Marion Cotillard’s just won the New York Film Critics Circle‘s best actress award for her performances in James Gray’s The Immigrant and the Dardennes’ Two Days, One Night. For the Playlist, Rodrigo Perez talks with her about both films as well as Macbeth, in which she’ll appear alongside Michael Fassbender.

James Benning in 2007

“In FAROCKI, which premiered at the Viennale in Austria last month, James Benning stares fixedly at a single cloud-formation—mainly cumulus, with stratocumulus cameos—for just under 77 (soundless) minutes,” writes Neil Young in the Notebook. “77 minutes is long enough to demand significant investment in terms of time and concentration, to contemplate or even surrender to a Burkean ‘Sublime’; short enough to avoid feeling like an imposition or an indulgent tiptoe into the realms of the Emperor’s New Clothes. Benning’s piece joins a cloud-art lineage of Friedrich, Turner, Constable (who painted nothing else between 1821-2), Magritte and also Ansel Adams, one of the few American photographers with whose work Benning has admitted significant familiarity.”

Peter Labuza for the Film Stage: “It is important to note [Shirley] Clarke’s avant-garde roots when looking at her documentaries, notably two new Blu-Ray releases from Milestone Films: Portrait of Jason and Ornette: Made in America. On their surfaces, both resemble conventional forms of documentary filmmaking we know too well: Jason is essentially a tell-all confessional, shot over one night where a man can pour out his soul, while Ornette: Made in America celebrates of one of free jazz’s most influential artists by tracking his history and legacy. Neither, however, could be effectively summarized as that without looking at how they break down the form as well. Clarke might be considered a non-fiction artist, but the former member of the New York Underground bucks all conventional codes of her genre.”

“It’s a weird year for comedy.

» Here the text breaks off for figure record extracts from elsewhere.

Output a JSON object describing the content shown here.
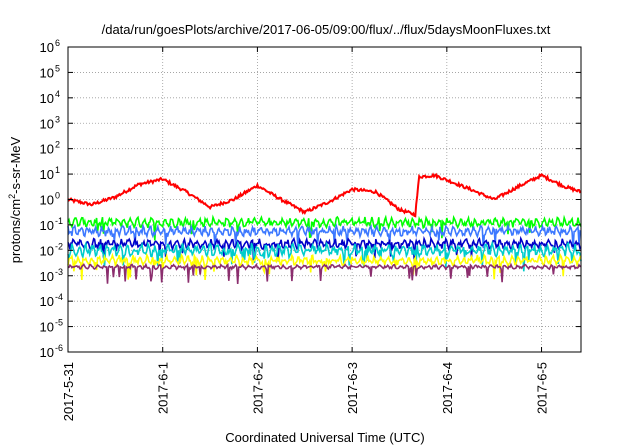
{
  "chart_data": {
    "type": "line",
    "title": "/data/run/goesPlots/archive/2017-06-05/09:00/flux/../flux/5daysMoonFluxes.txt",
    "xlabel": "Coordinated Universal Time (UTC)",
    "ylabel": {
      "main": "protons/cm",
      "sup": "2",
      "rest": "-s-sr-MeV"
    },
    "y_scale": "log",
    "ylim_exponents": [
      -6,
      6
    ],
    "y_ticks": [
      {
        "base": "10",
        "exp": "6"
      },
      {
        "base": "10",
        "exp": "5"
      },
      {
        "base": "10",
        "exp": "4"
      },
      {
        "base": "10",
        "exp": "3"
      },
      {
        "base": "10",
        "exp": "2"
      },
      {
        "base": "10",
        "exp": "1"
      },
      {
        "base": "10",
        "exp": "0"
      },
      {
        "base": "10",
        "exp": "-1"
      },
      {
        "base": "10",
        "exp": "-2"
      },
      {
        "base": "10",
        "exp": "-3"
      },
      {
        "base": "10",
        "exp": "-4"
      },
      {
        "base": "10",
        "exp": "-5"
      },
      {
        "base": "10",
        "exp": "-6"
      }
    ],
    "x_range_days": [
      "2017-05-31 00:00",
      "2017-06-05 10:00"
    ],
    "x_ticks": [
      "2017-5-31",
      "2017-6-1",
      "2017-6-2",
      "2017-6-3",
      "2017-6-4",
      "2017-6-5"
    ],
    "grid": true,
    "legend": "none",
    "series": [
      {
        "color": "#ff0000",
        "approx_level_log10": 0.2,
        "key_points": [
          [
            "2017-05-31 00:00",
            0.0
          ],
          [
            "2017-05-31 06:00",
            -0.2
          ],
          [
            "2017-05-31 12:00",
            0.1
          ],
          [
            "2017-05-31 18:00",
            0.6
          ],
          [
            "2017-06-01 00:00",
            0.8
          ],
          [
            "2017-06-01 06:00",
            0.3
          ],
          [
            "2017-06-01 12:00",
            -0.3
          ],
          [
            "2017-06-01 18:00",
            0.0
          ],
          [
            "2017-06-02 00:00",
            0.55
          ],
          [
            "2017-06-02 06:00",
            0.0
          ],
          [
            "2017-06-02 12:00",
            -0.5
          ],
          [
            "2017-06-02 18:00",
            -0.1
          ],
          [
            "2017-06-03 00:00",
            0.4
          ],
          [
            "2017-06-03 06:00",
            0.3
          ],
          [
            "2017-06-03 12:00",
            -0.4
          ],
          [
            "2017-06-03 16:00",
            -0.6
          ],
          [
            "2017-06-03 17:00",
            0.9
          ],
          [
            "2017-06-03 21:00",
            0.95
          ],
          [
            "2017-06-04 06:00",
            0.4
          ],
          [
            "2017-06-04 12:00",
            0.0
          ],
          [
            "2017-06-04 18:00",
            0.5
          ],
          [
            "2017-06-05 00:00",
            0.95
          ],
          [
            "2017-06-05 06:00",
            0.5
          ],
          [
            "2017-06-05 10:00",
            0.3
          ]
        ]
      },
      {
        "color": "#00ff00",
        "approx_level_log10": -0.9
      },
      {
        "color": "#3c78ff",
        "approx_level_log10": -1.25
      },
      {
        "color": "#0000c8",
        "approx_level_log10": -1.75
      },
      {
        "color": "#00cccc",
        "approx_level_log10": -2.0
      },
      {
        "color": "#ffff00",
        "approx_level_log10": -2.4
      },
      {
        "color": "#8b2e6e",
        "approx_level_log10": -2.65
      }
    ]
  }
}
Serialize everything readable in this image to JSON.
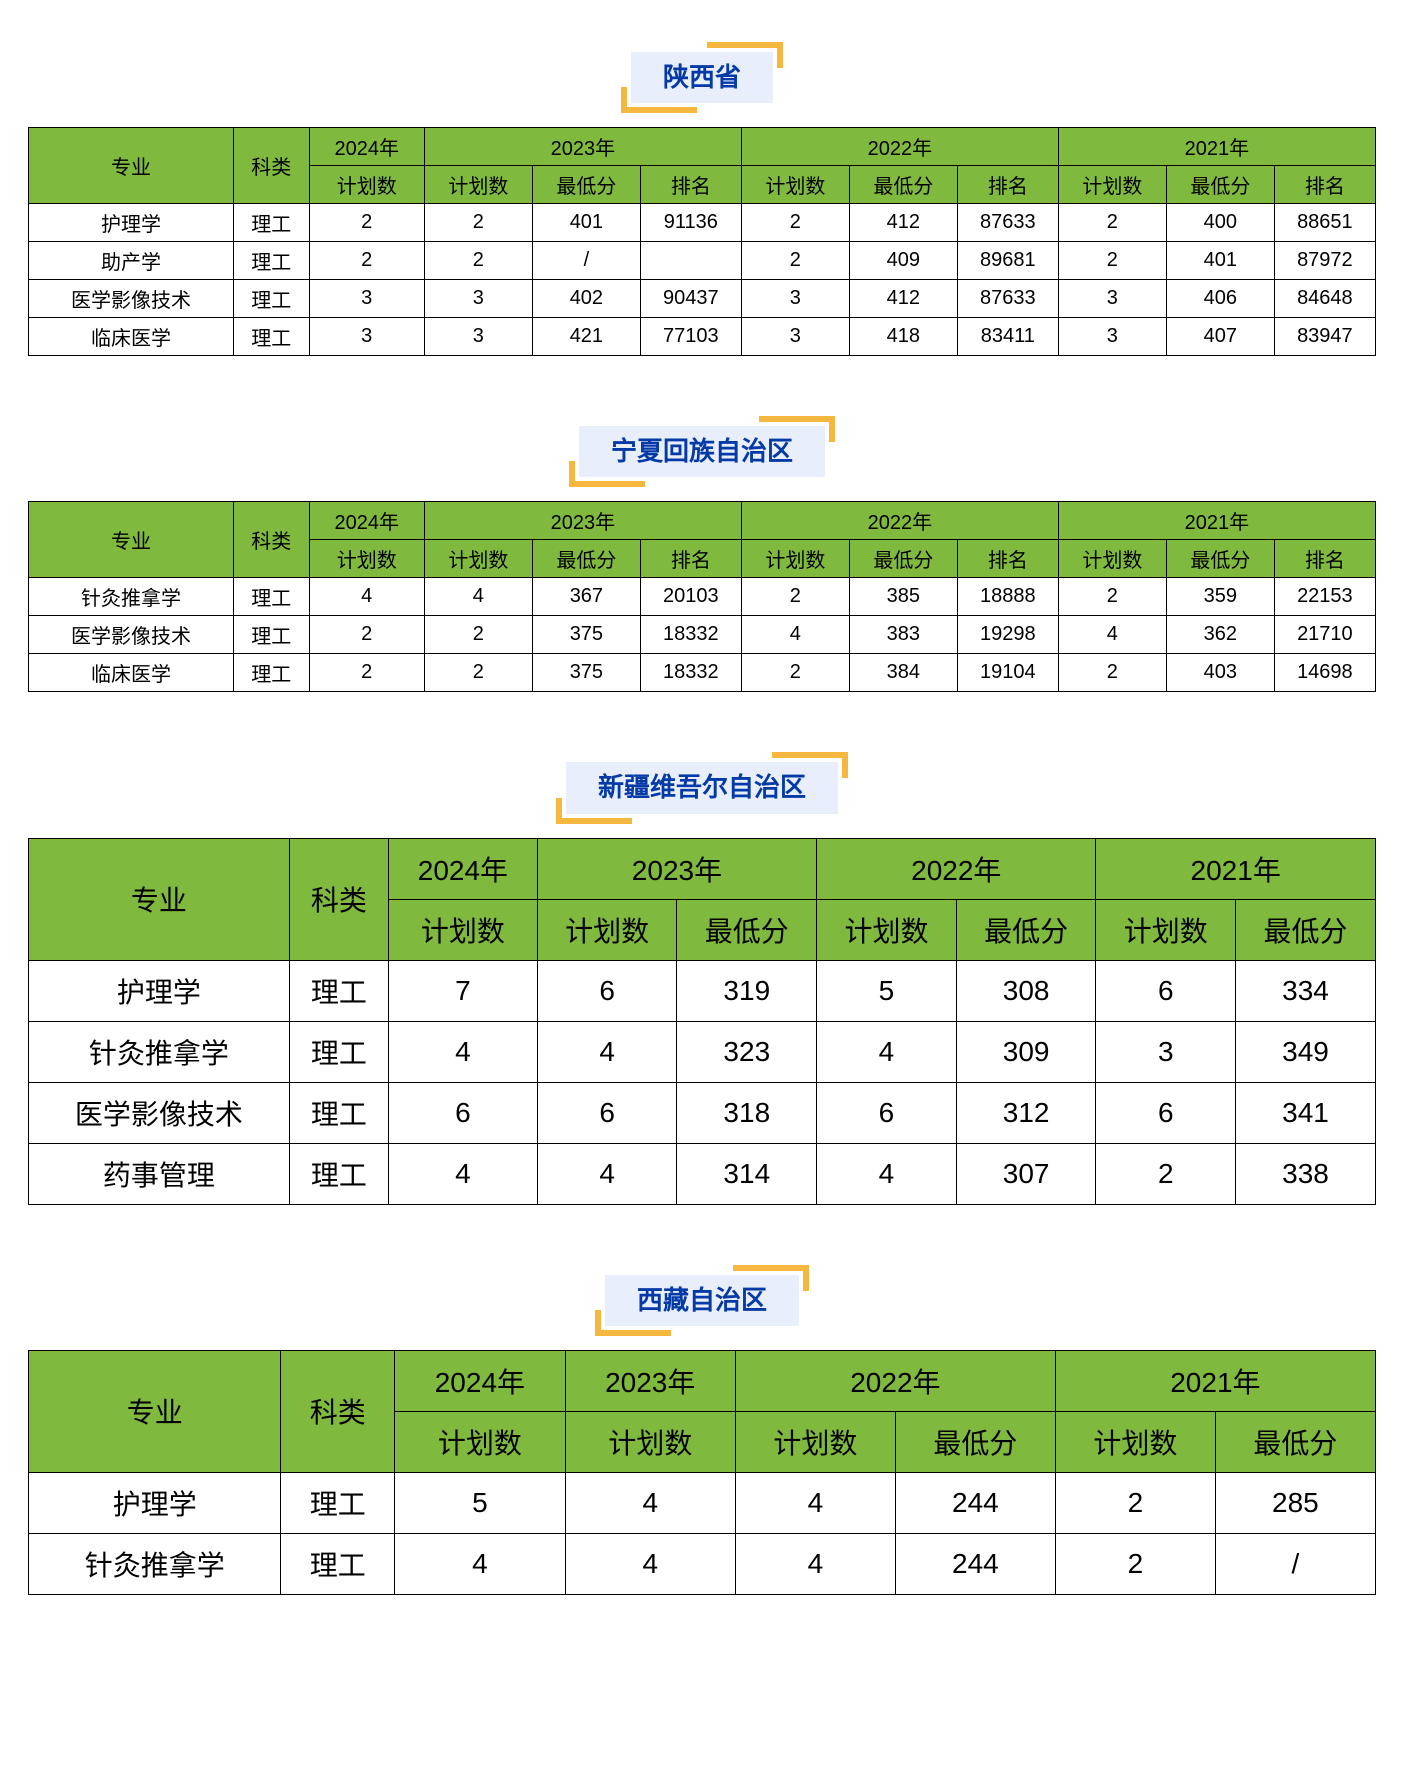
{
  "labels": {
    "major": "专业",
    "category": "科类",
    "plan": "计划数",
    "min_score": "最低分",
    "rank": "排名",
    "y2024": "2024年",
    "y2023": "2023年",
    "y2022": "2022年",
    "y2021": "2021年"
  },
  "category": "理工",
  "colors": {
    "header_bg": "#7fba3f",
    "title_bg": "#e9eefc",
    "title_text": "#043aa6",
    "corner": "#f6b73e"
  },
  "sections": [
    {
      "title": "陕西省",
      "size": "small",
      "years_have_rank": true,
      "rows": [
        {
          "major": "护理学",
          "p24": "2",
          "p23": "2",
          "s23": "401",
          "r23": "91136",
          "p22": "2",
          "s22": "412",
          "r22": "87633",
          "p21": "2",
          "s21": "400",
          "r21": "88651"
        },
        {
          "major": "助产学",
          "p24": "2",
          "p23": "2",
          "s23": "/",
          "r23": "",
          "p22": "2",
          "s22": "409",
          "r22": "89681",
          "p21": "2",
          "s21": "401",
          "r21": "87972"
        },
        {
          "major": "医学影像技术",
          "p24": "3",
          "p23": "3",
          "s23": "402",
          "r23": "90437",
          "p22": "3",
          "s22": "412",
          "r22": "87633",
          "p21": "3",
          "s21": "406",
          "r21": "84648"
        },
        {
          "major": "临床医学",
          "p24": "3",
          "p23": "3",
          "s23": "421",
          "r23": "77103",
          "p22": "3",
          "s22": "418",
          "r22": "83411",
          "p21": "3",
          "s21": "407",
          "r21": "83947"
        }
      ]
    },
    {
      "title": "宁夏回族自治区",
      "size": "small",
      "years_have_rank": true,
      "rows": [
        {
          "major": "针灸推拿学",
          "p24": "4",
          "p23": "4",
          "s23": "367",
          "r23": "20103",
          "p22": "2",
          "s22": "385",
          "r22": "18888",
          "p21": "2",
          "s21": "359",
          "r21": "22153"
        },
        {
          "major": "医学影像技术",
          "p24": "2",
          "p23": "2",
          "s23": "375",
          "r23": "18332",
          "p22": "4",
          "s22": "383",
          "r22": "19298",
          "p21": "4",
          "s21": "362",
          "r21": "21710"
        },
        {
          "major": "临床医学",
          "p24": "2",
          "p23": "2",
          "s23": "375",
          "r23": "18332",
          "p22": "2",
          "s22": "384",
          "r22": "19104",
          "p21": "2",
          "s21": "403",
          "r21": "14698"
        }
      ]
    },
    {
      "title": "新疆维吾尔自治区",
      "size": "big",
      "years_have_rank": false,
      "rows": [
        {
          "major": "护理学",
          "p24": "7",
          "p23": "6",
          "s23": "319",
          "p22": "5",
          "s22": "308",
          "p21": "6",
          "s21": "334"
        },
        {
          "major": "针灸推拿学",
          "p24": "4",
          "p23": "4",
          "s23": "323",
          "p22": "4",
          "s22": "309",
          "p21": "3",
          "s21": "349"
        },
        {
          "major": "医学影像技术",
          "p24": "6",
          "p23": "6",
          "s23": "318",
          "p22": "6",
          "s22": "312",
          "p21": "6",
          "s21": "341"
        },
        {
          "major": "药事管理",
          "p24": "4",
          "p23": "4",
          "s23": "314",
          "p22": "4",
          "s22": "307",
          "p21": "2",
          "s21": "338"
        }
      ]
    },
    {
      "title": "西藏自治区",
      "size": "big",
      "type": "tibet",
      "rows": [
        {
          "major": "护理学",
          "p24": "5",
          "p23": "4",
          "p22": "4",
          "s22": "244",
          "p21": "2",
          "s21": "285"
        },
        {
          "major": "针灸推拿学",
          "p24": "4",
          "p23": "4",
          "p22": "4",
          "s22": "244",
          "p21": "2",
          "s21": "/"
        }
      ]
    }
  ]
}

We lost Robin, we lost Joan, and we kind of lost Cosby.” That’s Chris Rock, talking to Frank Rich in New York. A bit more: “Here’s the thing. When we talk about race relations in America or racial progress, it’s all nonsense. There are no race relations. White people were crazy. Now they’re not as crazy. To say that black people have made progress would be to say they deserve what happened to them before. So, to say Obama is progress is saying that he’s the first black person that is qualified to be president. That’s not black progress. That’s white progress.”

David Cairns has opened The Late Show: The Late Movies Blogathon.

It’s Parker Posey Day at DC’s.

One more, in French. Arte programmer Olivier Père reports on a visit he paid to the set of Philippe Garrel’s L’Ombre des femmes in August. Garrel’s now editing.